The final part of the book deals with substitute consent to medical treatment, advance directives, decision-making about treatment and care at the end of life, the sterilisation of incapable people and capacity to consent to research. The six chapters of Part 4 of the book set out the relevant legislation and common law. They also deal with assessing capacity and with the legal and ethical issues facing doctors and other health professionals dealing with the matters covered by this part of the book.

The book is intended for the general reader wishing to be informed about the issues it discusses. This explains why the book avoids technical terms where possible. For example “testator” is replaced by “will-maker” and “proposed represented person” by “the person the hearing is about”. There are other similar changes throughout the book.

We believe that this book, in any event but particularly because it is accessible on the internet free of charge, will be of great assistance to doctors, lawyers, psychologists, social workers, nurses and other health professionals whose work involves them dealing with people whose decisions-making capacity is in doubt and who need decisions made for them or whose transactions or other actions may not have been carried out in their interests.

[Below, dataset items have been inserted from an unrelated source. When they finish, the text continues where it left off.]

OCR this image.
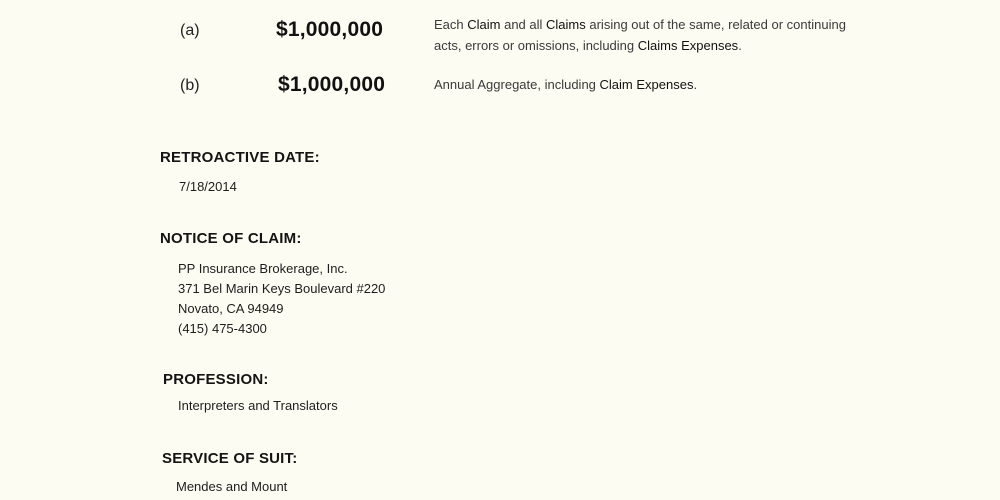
(a)	$1,000,000	Each Claim and all Claims arising out of the same, related or continuing acts, errors or omissions, including Claims Expenses.
(b)	$1,000,000	Annual Aggregate, including Claim Expenses.
RETROACTIVE DATE:
7/18/2014
NOTICE OF CLAIM:
PP Insurance Brokerage, Inc.
371 Bel Marin Keys Boulevard #220
Novato, CA 94949
(415) 475-4300
PROFESSION:
Interpreters and Translators
SERVICE OF SUIT:
Mendes and Mount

In particular the book provides clear assistance to health professionals who are asked to provide assessments, write reports or act as expert witnesses in cases in which the capacity of one of those involved is questioned.

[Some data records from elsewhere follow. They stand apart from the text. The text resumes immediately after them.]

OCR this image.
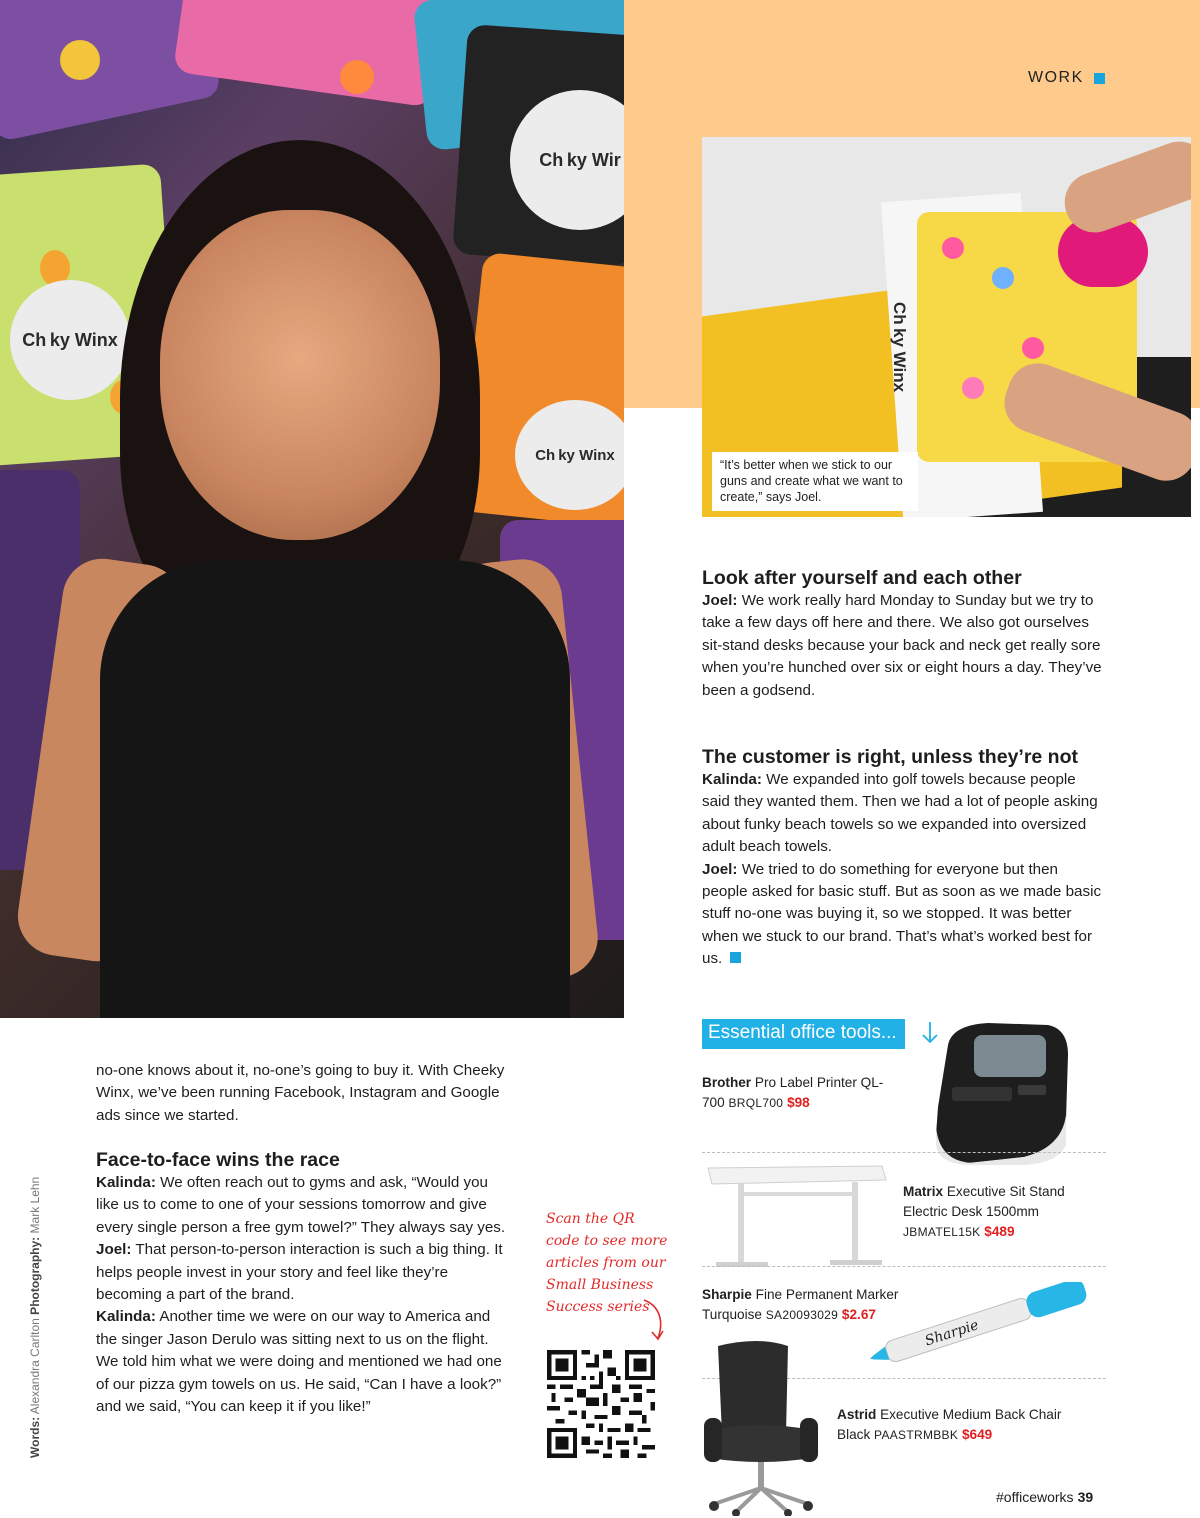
WORK
Ch ky Wir
Ch ky Winx
Ch ky Winx
Ch ky Winx
“It’s better when we stick to our guns and create what we want to create,” says Joel.
Look after yourself and each other

Joel: We work really hard Monday to Sunday but we try to take a few days off here and there. We also got ourselves sit-stand desks because your back and neck get really sore when you’re hunched over six or eight hours a day. They’ve been a godsend.

The customer is right, unless they’re not

Kalinda: We expanded into golf towels because people said they wanted them. Then we had a lot of people asking about funky beach towels so we expanded into oversized adult beach towels.

Joel: We tried to do something for everyone but then people asked for basic stuff. But as soon as we made basic stuff no-one was buying it, so we stopped. It was better when we stuck to our brand. That’s what’s worked best for us.

no-one knows about it, no-one’s going to buy it. With Cheeky Winx, we’ve been running Facebook, Instagram and Google ads since we started.

Face-to-face wins the race

Kalinda: We often reach out to gyms and ask, “Would you like us to come to one of your sessions tomorrow and give every single person a free gym towel?” They always say yes.

Joel: That person-to-person interaction is such a big thing. It helps people invest in your story and feel like they’re becoming a part of the brand.

Kalinda: Another time we were on our way to America and the singer Jason Derulo was sitting next to us on the flight. We told him what we were doing and mentioned we had one of our pizza gym towels on us. He said, “Can I have a look?” and we said, “You can keep it if you like!”

Words: Alexandra Carlton Photography: Mark Lehn	Scan the QR
code to see more
articles from our
Small Business
Success series
Essential office tools...
Brother Pro Label Printer QL-700 BRQL700 $98
Matrix Executive Sit Stand Electric Desk 1500mm JBMATEL15K $489
Sharpie Fine Permanent Marker Turquoise SA20093029 $2.67
Sharpie
Astrid Executive Medium Back Chair Black PAASTRMBBK $649
#officeworks 39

We shared the writing of this book. However, as Chapter 1 is about capacity, Carmelle Peisah was the lead author in relation to it. She also played the initiating role in relation to Chapters 2, 3, and 4 and wrote most of Chapter 16 on capacity to consent to research.

Nick O’Neill was the initiator and lead writer of the other chapters. However, those parts of any of those chapters dealing with capacity from a non-legal perspective or about writing reports about capacity assessments and related matters, for example Chapter 6.12, were written either wholly or in substantial part by Carmelle Peisah.

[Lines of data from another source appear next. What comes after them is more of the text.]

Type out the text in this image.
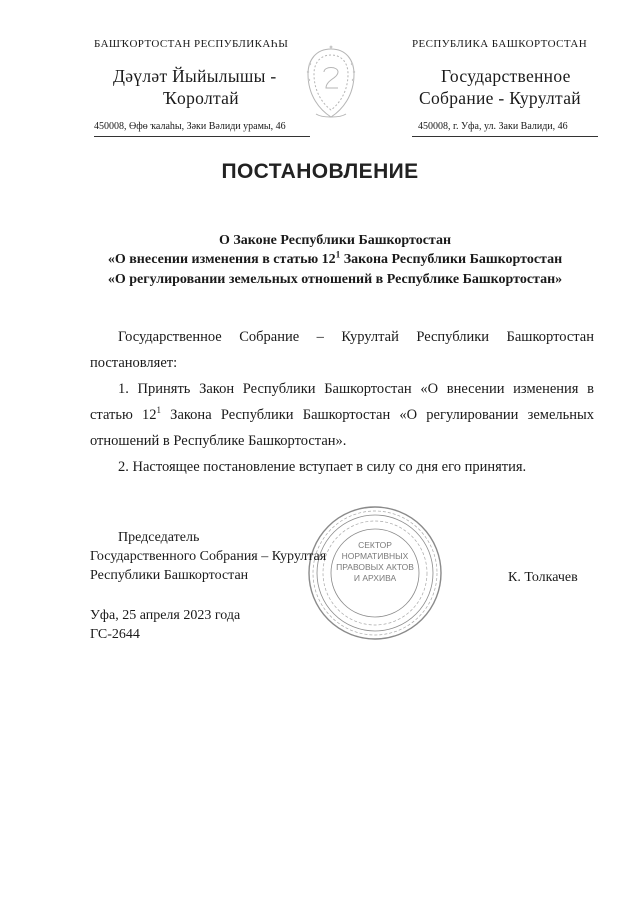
БАШҠОРТОСТАН РЕСПУБЛИКАҺЫ
Дәүләт Йыйылышы -
Ҡоролтай
450008, Өфө ҡалаһы, Зәки Вәлиди урамы, 46
РЕСПУБЛИКА БАШКОРТОСТАН
Государственное
Собрание - Курултай
450008, г. Уфа, ул. Заки Валиди, 46
ПОСТАНОВЛЕНИЕ
О Законе Республики Башкортостан
«О внесении изменения в статью $12^1$ Закона Республики Башкортостан
«О регулировании земельных отношений в Республике Башкортостан»
Государственное Собрание – Курултай Республики Башкортостан
постановляет:
1. Принять Закон Республики Башкортостан «О внесении изменения в
статью $12^1$ Закона Республики Башкортостан «О регулировании земельных
отношений в Республике Башкортостан».
2. Настоящее постановление вступает в силу со дня его принятия.
СЕКТОР НОРМАТИВНЫХ ПРАВОВЫХ АКТОВ И АРХИВА
Председатель
Государственного Собрания – Курултая
Республики Башкортостан	К. Толкачев
Уфа, 25 апреля 2023 года
ГС-2644
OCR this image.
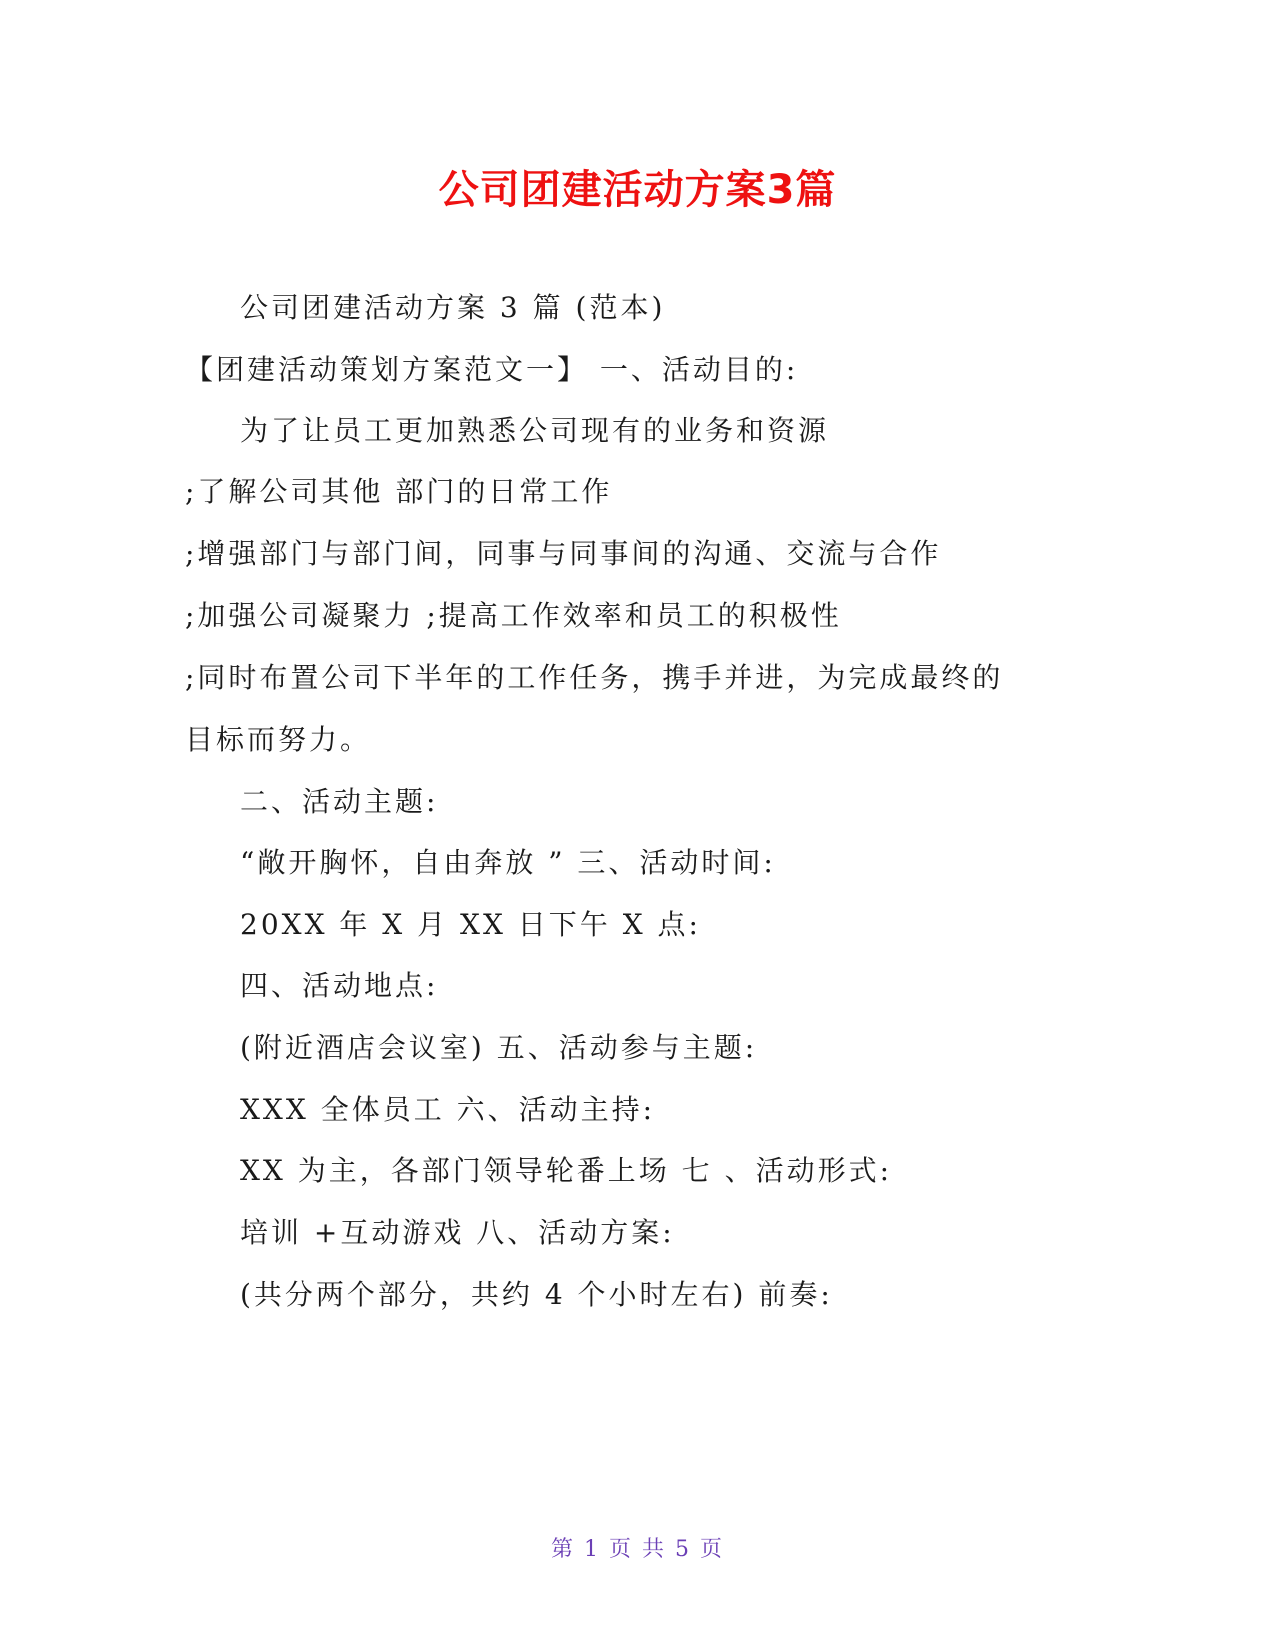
公司团建活动方案3篇
公司团建活动方案 3 篇 (范本)
【团建活动策划方案范文一】 一、活动目的:
为了让员工更加熟悉公司现有的业务和资源
;了解公司其他 部门的日常工作
;增强部门与部门间，同事与同事间的沟通、交流与合作
;加强公司凝聚力 ;提高工作效率和员工的积极性
;同时布置公司下半年的工作任务，携手并进，为完成最终的
目标而努力。
二、活动主题:
“敞开胸怀，自由奔放 ” 三、活动时间:
20XX 年 X 月 XX 日下午 X 点:
四、活动地点:
(附近酒店会议室) 五、活动参与主题:
XXX 全体员工 六、活动主持:
XX 为主，各部门领导轮番上场 七 、活动形式:
培训 +互动游戏 八、活动方案:
(共分两个部分，共约 4 个小时左右) 前奏:
第 1 页 共 5 页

This substantial book would not have been completed and brought to publication if we had not enjoyed working together and learning from one another as well as supporting one another to see the project through to this point.

We would like to thank the following for their assistance in answering questions about or comments on parts of the book or in generously providing other assistance. Nick O’Neill wishes to thank in particular Imelda Dodds, John Billings, Ron Joachim, Anita Smith and Esther Cho. He thanks Annette O’Neill for her encouragement and support over the nearly six years it has taken to progress this project to the point of initial publication. He also wishes to apologise to anyone he should have remembered to thank. Carmelle Peisah would like to thank Anne Mellor and Ken Shulman for their suggestions regarding Chapters 4, 13 and 14. She also thanks her husband and children for putting up with her obsession with the computer.

Nick O’Neill could not have undertaken this project without his appointment as a professorial visiting fellow in the Faculty of Law at the University of New South Wales. At the Faculty he was provided with the physical means of undertaking his research but also he was made welcome by and assisted in a myriad of ways by members of the research, teaching and administrative staff of the Faculty.